Attendant with the outflow of commodities and migrant labor under imperial rule was the generation of “knowledge commodities” focused upon the hinterland’s indigeneity. The emissaries of imperial knowledge—American ethnologists, photographers, soldiers, writers—found themselves at the bundok as they deliberately catalogued the most “uncivilized” habits of indigenous tribes (such as dog-eating and head-hunting), wittingly affirming their belief in the cavernous racial gulf between colonizer and colonized. Some indigenous people of the boondocks would actually be exported as spectacle within human zoos of fin-de-siècle world’s fairs. Moreover, racial representations of the Filipino hinterland “savage” would be globally circulated, consumed by urbane readers of anthropology and travel books. Despite this, De Leon is careful to emphasize how Filipino subjects—whether indigenous, peasant, or educated elite—found ways to contest their racialization.

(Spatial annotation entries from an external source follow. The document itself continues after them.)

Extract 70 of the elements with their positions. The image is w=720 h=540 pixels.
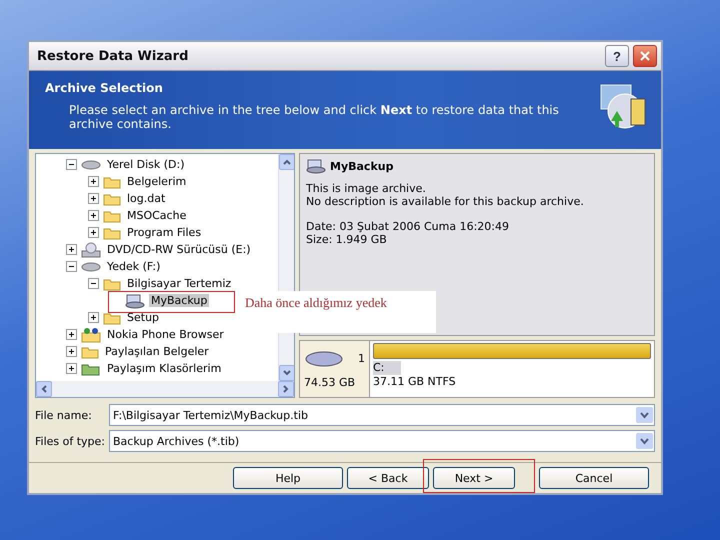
help-button[interactable]: ?	[605, 45, 629, 67]
archive-info: Date: 03 Şubat 2006 Cuma 16:20:49	[306, 220, 510, 233]
wizard-button[interactable]: Help	[233, 467, 343, 489]
step-title: Archive Selection	[45, 81, 164, 95]
expand-icon[interactable]	[66, 363, 77, 374]
close-icon	[639, 50, 651, 62]
wizard-button[interactable]: Next >	[433, 467, 515, 489]
close-button[interactable]	[633, 45, 657, 67]
tree-item[interactable]: MyBackup	[149, 294, 210, 307]
tree-item[interactable]: Program Files	[125, 226, 204, 239]
folder-icon	[103, 192, 121, 206]
partition-info: 37.11 GB NTFS	[373, 375, 457, 389]
archive-name: MyBackup	[330, 160, 394, 172]
disc-drive-icon	[81, 242, 101, 258]
window-title: Restore Data Wizard	[37, 48, 190, 64]
scroll-down-icon[interactable]	[279, 365, 294, 381]
drive-icon	[81, 260, 101, 272]
dropdown-icon[interactable]	[636, 407, 653, 423]
combo-field[interactable]: Backup Archives (*.tib)	[109, 430, 655, 452]
tree-item[interactable]: Belgelerim	[125, 175, 188, 188]
expand-icon[interactable]	[88, 176, 99, 187]
folder-icon	[103, 208, 121, 222]
tree-item[interactable]: Yerel Disk (D:)	[105, 158, 187, 171]
expand-icon[interactable]	[88, 227, 99, 238]
scroll-right-icon[interactable]	[278, 381, 294, 397]
folder-icon	[103, 226, 121, 240]
collapse-icon[interactable]	[88, 278, 99, 289]
tree-item[interactable]: log.dat	[125, 192, 168, 205]
field-label: File name:	[35, 408, 93, 422]
folder-icon	[103, 310, 121, 324]
combo-field[interactable]: F:\Bilgisayar Tertemiz\MyBackup.tib	[109, 404, 655, 426]
tree-item[interactable]: DVD/CD-RW Sürücüsü (E:)	[105, 243, 253, 256]
horizontal-scrollbar[interactable]	[36, 381, 294, 397]
expand-icon[interactable]	[66, 329, 77, 340]
shared-folder-icon	[81, 362, 101, 376]
folder-icon	[103, 174, 121, 188]
disk-number: 1	[358, 352, 365, 366]
scroll-left-icon[interactable]	[36, 381, 52, 397]
disk-size: 74.53 GB	[304, 376, 356, 390]
expand-icon[interactable]	[88, 312, 99, 323]
collapse-icon[interactable]	[66, 159, 77, 170]
drive-icon	[81, 158, 101, 170]
expand-icon[interactable]	[66, 244, 77, 255]
backup-drive-icon	[306, 158, 326, 174]
partition-label: C:	[373, 361, 401, 375]
tree-item[interactable]: Nokia Phone Browser	[105, 328, 226, 341]
description-text: This is image archive.	[306, 182, 427, 195]
tree-item[interactable]: MSOCache	[125, 209, 188, 222]
expand-icon[interactable]	[88, 210, 99, 221]
hard-disk-icon	[304, 348, 344, 369]
archive-info: Size: 1.949 GB	[306, 233, 388, 246]
collapse-icon[interactable]	[66, 261, 77, 272]
description-text: No description is available for this backup archive.	[306, 195, 585, 208]
field-label: Files of type:	[35, 434, 106, 448]
expand-icon[interactable]	[66, 346, 77, 357]
wizard-button[interactable]: < Back	[347, 467, 429, 489]
scroll-up-icon[interactable]	[279, 154, 294, 170]
folder-icon	[81, 344, 99, 358]
tree-item[interactable]: Paylaşım Klasörlerim	[105, 362, 224, 375]
tree-item[interactable]: Bilgisayar Tertemiz	[125, 277, 234, 290]
phone-folder-icon	[81, 326, 101, 342]
backup-drive-icon	[125, 292, 145, 308]
tree-item[interactable]: Yedek (F:)	[105, 260, 162, 273]
wizard-button[interactable]: Cancel	[539, 467, 649, 489]
tree-item[interactable]: Setup	[125, 311, 162, 324]
expand-icon[interactable]	[88, 193, 99, 204]
tree-item[interactable]: Paylaşılan Belgeler	[103, 345, 211, 358]
folder-icon	[103, 276, 121, 290]
step-description: Please select an archive in the tree below and click Next to restore data that this archive contains.	[68, 103, 560, 131]
dropdown-icon[interactable]	[636, 433, 653, 449]
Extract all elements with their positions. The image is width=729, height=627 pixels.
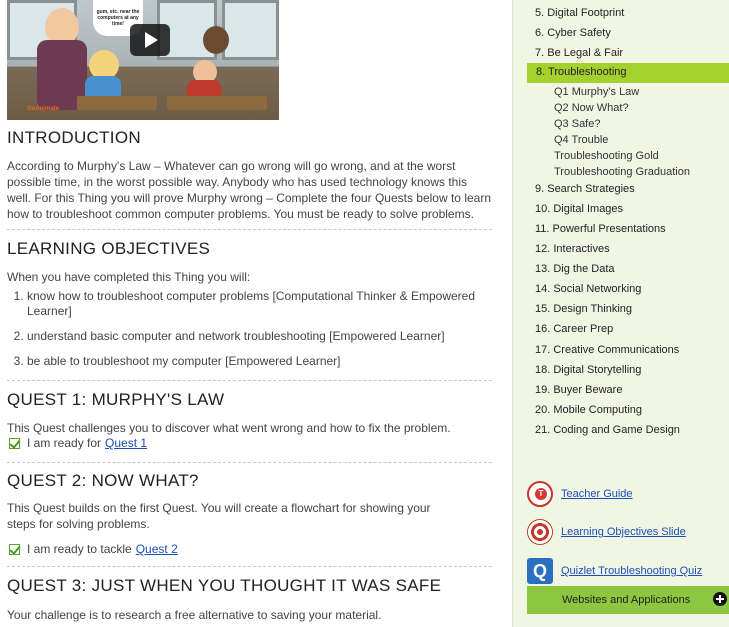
quest2-heading: QUEST 2: NOW WHAT? — [7, 471, 199, 490]
learning-objectives-link[interactable]: Learning Objectives Slide — [561, 526, 686, 538]
nav-item[interactable]: 9. Search Strategies — [535, 183, 635, 195]
nav-subitem[interactable]: Q2 Now What? — [554, 102, 629, 114]
nav-subitem[interactable]: Troubleshooting Gold — [554, 150, 659, 162]
video-player[interactable]: gum, etc. near the computers at any time… — [7, 0, 279, 120]
quest3-heading: QUEST 3: JUST WHEN YOU THOUGHT IT WAS SA… — [7, 576, 442, 595]
nav-item[interactable]: 15. Design Thinking — [535, 303, 632, 315]
objective-item: understand basic computer and network tr… — [27, 329, 497, 344]
quizlet-link[interactable]: Quizlet Troubleshooting Quiz — [561, 565, 702, 577]
quest1-text: This Quest challenges you to discover wh… — [7, 421, 451, 435]
intro-heading: INTRODUCTION — [7, 128, 141, 147]
nav-item[interactable]: 12. Interactives — [535, 243, 610, 255]
desk — [77, 96, 157, 110]
checkbox-icon — [9, 543, 20, 555]
quest2-ready-label: I am ready to tackle — [27, 542, 132, 556]
divider — [7, 566, 492, 567]
nav-item[interactable]: 19. Buyer Beware — [535, 384, 622, 396]
quest1-ready: I am ready for Quest 1 — [9, 436, 147, 450]
nav-item[interactable]: 14. Social Networking — [535, 283, 641, 295]
nav-item[interactable]: 16. Career Prep — [535, 323, 613, 335]
nav-item[interactable]: 13. Dig the Data — [535, 263, 615, 275]
nav-item[interactable]: 7. Be Legal & Fair — [535, 47, 623, 59]
nav-item[interactable]: 11. Powerful Presentations — [535, 223, 666, 235]
classroom-window — [222, 0, 279, 60]
nav-subitem[interactable]: Q1 Murphy's Law — [554, 86, 639, 98]
apple-teacher-icon: T — [527, 481, 553, 507]
sidebar: 5. Digital Footprint 6. Cyber Safety 7. … — [512, 0, 729, 627]
quest2-link[interactable]: Quest 2 — [136, 542, 178, 556]
divider — [7, 462, 492, 463]
plus-circle-icon — [713, 592, 727, 606]
desk — [167, 96, 267, 110]
nav-subitem[interactable]: Q3 Safe? — [554, 118, 600, 130]
websites-button[interactable]: Websites and Applications — [527, 586, 729, 614]
quest2-ready: I am ready to tackle Quest 2 — [9, 542, 178, 556]
nav-subitem[interactable]: Q4 Trouble — [554, 134, 608, 146]
video-logo: GoAnimate — [27, 106, 60, 112]
play-icon[interactable] — [130, 24, 170, 56]
resource-quizlet[interactable]: Q Quizlet Troubleshooting Quiz — [527, 558, 702, 584]
websites-label: Websites and Applications — [562, 594, 691, 606]
nav-item[interactable]: 5. Digital Footprint — [535, 7, 624, 19]
nav-item-active[interactable]: 8. Troubleshooting — [527, 63, 729, 83]
main-content: gum, etc. near the computers at any time… — [0, 0, 500, 627]
nav-subitem[interactable]: Troubleshooting Graduation — [554, 166, 690, 178]
quest3-text: Your challenge is to research a free alt… — [7, 608, 382, 622]
nav-item-active-label: 8. Troubleshooting — [536, 66, 627, 78]
quest2-text: This Quest builds on the first Quest. Yo… — [7, 501, 431, 531]
nav-item[interactable]: 17. Creative Communications — [535, 344, 679, 356]
intro-text: According to Murphy's Law – Whatever can… — [7, 159, 492, 221]
objectives-lead: When you have completed this Thing you w… — [7, 270, 251, 284]
objective-item: know how to troubleshoot computer proble… — [27, 289, 497, 319]
checkbox-icon — [9, 437, 20, 449]
teacher-guide-link[interactable]: Teacher Guide — [561, 488, 633, 500]
resource-learning-objectives[interactable]: Learning Objectives Slide — [527, 519, 686, 545]
target-icon — [527, 519, 553, 545]
nav-item[interactable]: 21. Coding and Game Design — [535, 424, 680, 436]
objectives-heading: LEARNING OBJECTIVES — [7, 239, 211, 258]
nav-item[interactable]: 20. Mobile Computing — [535, 404, 642, 416]
divider — [7, 380, 492, 381]
divider — [7, 229, 492, 230]
quest1-link[interactable]: Quest 1 — [105, 436, 147, 450]
nav-item[interactable]: 6. Cyber Safety — [535, 27, 611, 39]
quizlet-icon: Q — [527, 558, 553, 584]
nav-item[interactable]: 10. Digital Images — [535, 203, 623, 215]
objectives-list: know how to troubleshoot computer proble… — [7, 289, 497, 379]
nav-item[interactable]: 18. Digital Storytelling — [535, 364, 641, 376]
quest1-ready-label: I am ready for — [27, 436, 102, 450]
objective-item: be able to troubleshoot my computer [Emp… — [27, 354, 497, 369]
quest1-heading: QUEST 1: MURPHY'S LAW — [7, 390, 225, 409]
resource-teacher-guide[interactable]: T Teacher Guide — [527, 481, 633, 507]
character-head — [203, 26, 229, 54]
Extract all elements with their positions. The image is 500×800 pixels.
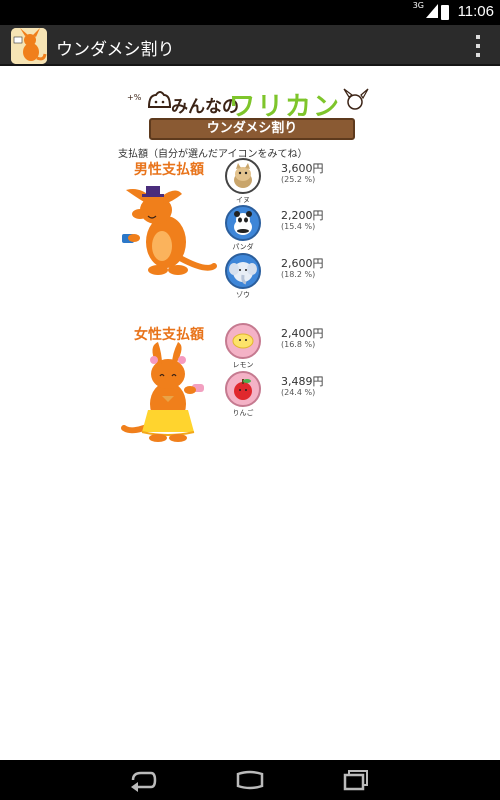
panda-icon[interactable] — [225, 205, 261, 241]
back-icon[interactable] — [127, 768, 157, 792]
elephant-icon[interactable] — [225, 253, 261, 289]
overflow-menu-icon[interactable] — [475, 35, 481, 57]
panda-caption: パンダ — [232, 243, 254, 251]
apple-amount: 3,489円 — [281, 375, 324, 388]
female-item-lemon[interactable]: レモン 2,400円 (16.8 %) — [225, 323, 375, 371]
female-kangaroo-icon — [121, 342, 204, 442]
home-icon[interactable] — [234, 768, 264, 792]
network-label: 3G — [412, 1, 424, 10]
apple-icon[interactable] — [225, 371, 261, 407]
lemon-amount: 2,400円 — [281, 327, 324, 340]
app-icon[interactable] — [11, 28, 47, 64]
apple-caption: りんご — [232, 409, 254, 417]
male-heading: 男性支払額 — [134, 162, 204, 178]
female-item-apple[interactable]: りんご 3,489円 (24.4 %) — [225, 371, 375, 419]
title-banner: ウンダメシ割り — [149, 118, 355, 140]
male-item-panda[interactable]: パンダ 2,200円 (15.4 %) — [225, 205, 375, 253]
dog-amount: 3,600円 — [281, 162, 324, 175]
app-title: ウンダメシ割り — [56, 40, 175, 60]
dog-caption: イヌ — [236, 196, 250, 204]
action-bar: ウンダメシ割り — [0, 25, 500, 66]
battery-icon — [441, 5, 449, 20]
recent-apps-icon[interactable] — [341, 768, 371, 792]
male-kangaroo-icon — [122, 186, 217, 275]
signal-icon — [426, 4, 438, 18]
panda-percent: (15.4 %) — [281, 222, 316, 231]
lemon-caption: レモン — [232, 361, 254, 369]
lemon-icon[interactable] — [225, 323, 261, 359]
dog-icon[interactable] — [225, 158, 261, 194]
lemon-percent: (16.8 %) — [281, 340, 316, 349]
content: +% みんなの ワリカン ウンダメシ割り 支払額（自分が選んだアイコンをみてね）… — [0, 68, 500, 760]
male-item-dog[interactable]: イヌ 3,600円 (25.2 %) — [225, 158, 375, 206]
panda-amount: 2,200円 — [281, 209, 324, 222]
logo: +% みんなの ワリカン ウンダメシ割り — [125, 80, 375, 152]
elephant-caption: ゾウ — [236, 291, 250, 299]
svg-text:+%: +% — [127, 93, 142, 102]
dog-percent: (25.2 %) — [281, 175, 316, 184]
male-item-elephant[interactable]: ゾウ 2,600円 (18.2 %) — [225, 253, 375, 301]
navigation-bar — [0, 760, 500, 800]
elephant-percent: (18.2 %) — [281, 270, 316, 279]
status-bar: 3G 11:06 — [0, 0, 500, 25]
elephant-amount: 2,600円 — [281, 257, 324, 270]
apple-percent: (24.4 %) — [281, 388, 316, 397]
clock: 11:06 — [457, 3, 494, 20]
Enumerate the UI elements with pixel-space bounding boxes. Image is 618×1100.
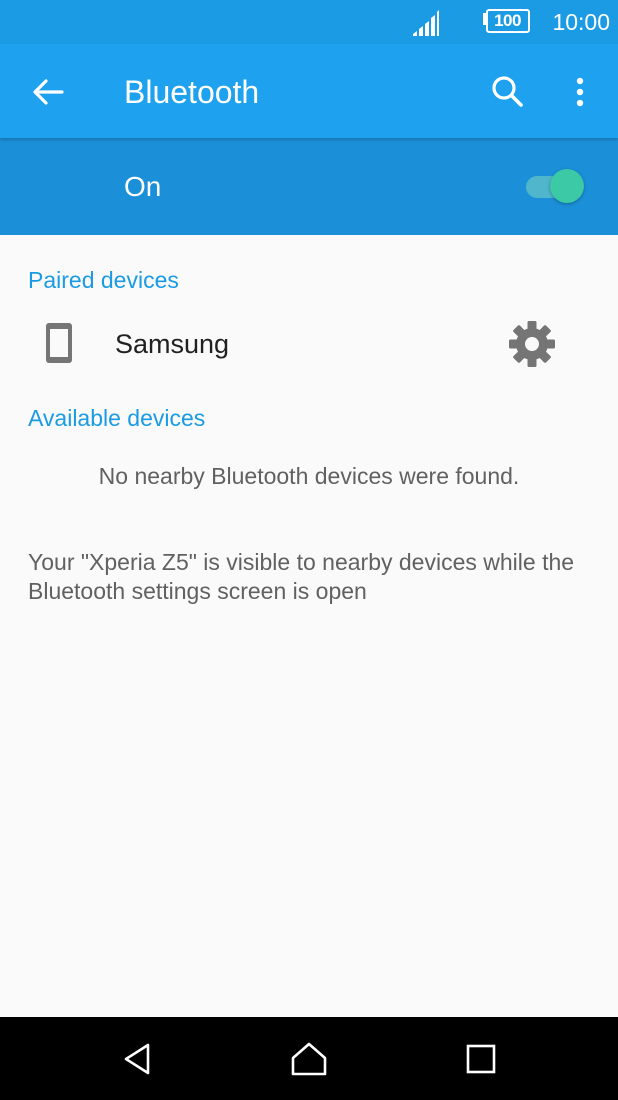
visibility-note: Your "Xperia Z5" is visible to nearby de… <box>28 549 575 604</box>
bluetooth-settings-screen: 100 10:00 Bluetooth On Paired devices Sa… <box>0 0 618 1100</box>
device-name: Samsung <box>115 329 230 359</box>
battery-level: 100 <box>494 11 521 30</box>
more-options-button[interactable] <box>560 68 600 116</box>
system-navigation-bar <box>0 1017 618 1100</box>
gear-icon <box>509 321 555 367</box>
page-title: Bluetooth <box>124 74 260 110</box>
app-bar: Bluetooth <box>0 44 618 138</box>
paired-devices-header: Paired devices <box>28 267 179 293</box>
nav-recents-icon <box>466 1044 496 1074</box>
bluetooth-toggle[interactable] <box>524 168 586 204</box>
status-bar: 100 10:00 <box>0 0 618 44</box>
search-button[interactable] <box>484 68 532 116</box>
status-time: 10:00 <box>552 9 610 35</box>
paired-device-row[interactable]: Samsung <box>0 304 618 384</box>
toggle-thumb <box>550 169 584 203</box>
switch-state-label: On <box>124 171 162 202</box>
nav-home-button[interactable] <box>287 1037 331 1081</box>
back-button[interactable] <box>22 69 74 115</box>
search-icon <box>492 76 523 107</box>
bluetooth-master-switch-bar[interactable]: On <box>0 138 618 235</box>
available-devices-header: Available devices <box>28 405 206 431</box>
nav-back-icon <box>124 1043 150 1075</box>
smartphone-icon <box>46 323 72 363</box>
nav-back-button[interactable] <box>116 1037 160 1081</box>
nav-home-icon <box>291 1042 327 1076</box>
more-vert-icon <box>576 77 584 107</box>
cell-signal-icon <box>413 10 439 36</box>
arrow-back-icon <box>33 79 64 105</box>
nav-recents-button[interactable] <box>459 1037 503 1081</box>
no-devices-message: No nearby Bluetooth devices were found. <box>98 463 520 489</box>
device-settings-button[interactable] <box>506 318 558 370</box>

Scholars in the field of Filipino American history will greatly profit from their reading of Bundok. Among the contributions forged by De Leon include the place of the colonizer’s economics (labor) and knowledge (the archive) in Filipino racial construction, the exigencies wrought by extractive capitalism in Filipino colonial life, and the agency exercised by indigenous, peasant, and elite as they negotiated racial representation and resisted exploitation. Methodologically, scholars will find De Leon’s material-based analysis interdigitated with the hermeneutics of textual and archival production to be rigorously detailed and intellectually compelling.